Despite mounting risks, most organizations continue to treat security as an afterthought. “The more sophisticated companies are thinking about building security by default from the beginning,” McKay said, but he acknowledged that this mindset is not yet widespread. Many businesses are still prioritizing AI-driven productivity gains without considering the long-term consequences of insecure code. According to McKay, this leaves them dangerously exposed to what he sees as an inevitable reckoning.

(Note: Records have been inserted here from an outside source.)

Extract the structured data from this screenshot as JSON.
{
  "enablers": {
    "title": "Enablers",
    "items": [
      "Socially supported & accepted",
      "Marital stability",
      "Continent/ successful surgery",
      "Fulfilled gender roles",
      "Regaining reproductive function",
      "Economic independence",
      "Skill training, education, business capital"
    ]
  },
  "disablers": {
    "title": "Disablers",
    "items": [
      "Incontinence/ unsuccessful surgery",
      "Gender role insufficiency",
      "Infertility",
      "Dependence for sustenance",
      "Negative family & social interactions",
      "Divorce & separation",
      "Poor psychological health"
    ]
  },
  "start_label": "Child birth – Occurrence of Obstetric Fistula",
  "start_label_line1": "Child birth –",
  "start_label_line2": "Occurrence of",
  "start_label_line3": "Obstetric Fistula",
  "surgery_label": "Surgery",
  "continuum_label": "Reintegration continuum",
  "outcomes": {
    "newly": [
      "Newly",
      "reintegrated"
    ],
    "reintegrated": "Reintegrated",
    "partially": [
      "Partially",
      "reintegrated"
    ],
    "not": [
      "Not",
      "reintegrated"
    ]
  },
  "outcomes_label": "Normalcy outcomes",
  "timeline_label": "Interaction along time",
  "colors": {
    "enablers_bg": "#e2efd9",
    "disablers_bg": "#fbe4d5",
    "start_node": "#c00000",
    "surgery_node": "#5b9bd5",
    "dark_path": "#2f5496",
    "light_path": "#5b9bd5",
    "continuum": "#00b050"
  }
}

“We’re probably six months away from seeing a real AI cyber attack,” he predicted. By that, he meant a large-scale incident that originates from vulnerabilities in AI-generated or agent-based applications: an event comparable in impact to the SolarWinds or Log4j breaches. If and when that happens, McKay expects the industry’s attitude toward AI security will change overnight.
A Push for Proactive, Embedded Security
For McKay, the only sustainable solution is to integrate security throughout the software development lifecycle. His prescription aligns with the principles of DevSecOps, but with an emphasis on speed and automation. Rather than waiting for code to be audited at the end of the cycle, security tools should be embedded directly into developers’ workflows: flagging and remediating issues in real time, ideally as the code is written.
However, these tools are not foolproof. Experts caution that AI-generated code must still be reviewed with the same scrutiny as human-written code. LLMs are trained on public datasets, which can include outdated or vulnerable patterns. Without careful oversight, developers may assume generated code is secure simply because it compiles or appears to work. That false confidence introduces risk, especially when intellectual property, user data, or business-critical logic is involved.
McKay acknowledged that security platforms must adapt as the definition of “developer” evolves. Increasingly, AI tools are enabling non-engineers, from marketers to finance teams, to write applications, further broadening the attack surface. Ensuring these new users have guardrails in place is just as important as securing the work of professional engineers.
With dozens of tools targeting overlapping aspects of the software lifecycle. McKay contends that consolidation is inevitable and necessary. He argued that platforms must offer both breadth and deep integration to be effective. Whether this strategy proves more sustainable than the point-solution model remains to be seen, particularly as competitors like Palo Alto Networks and Wiz pursue their own acquisition-heavy expansion strategies.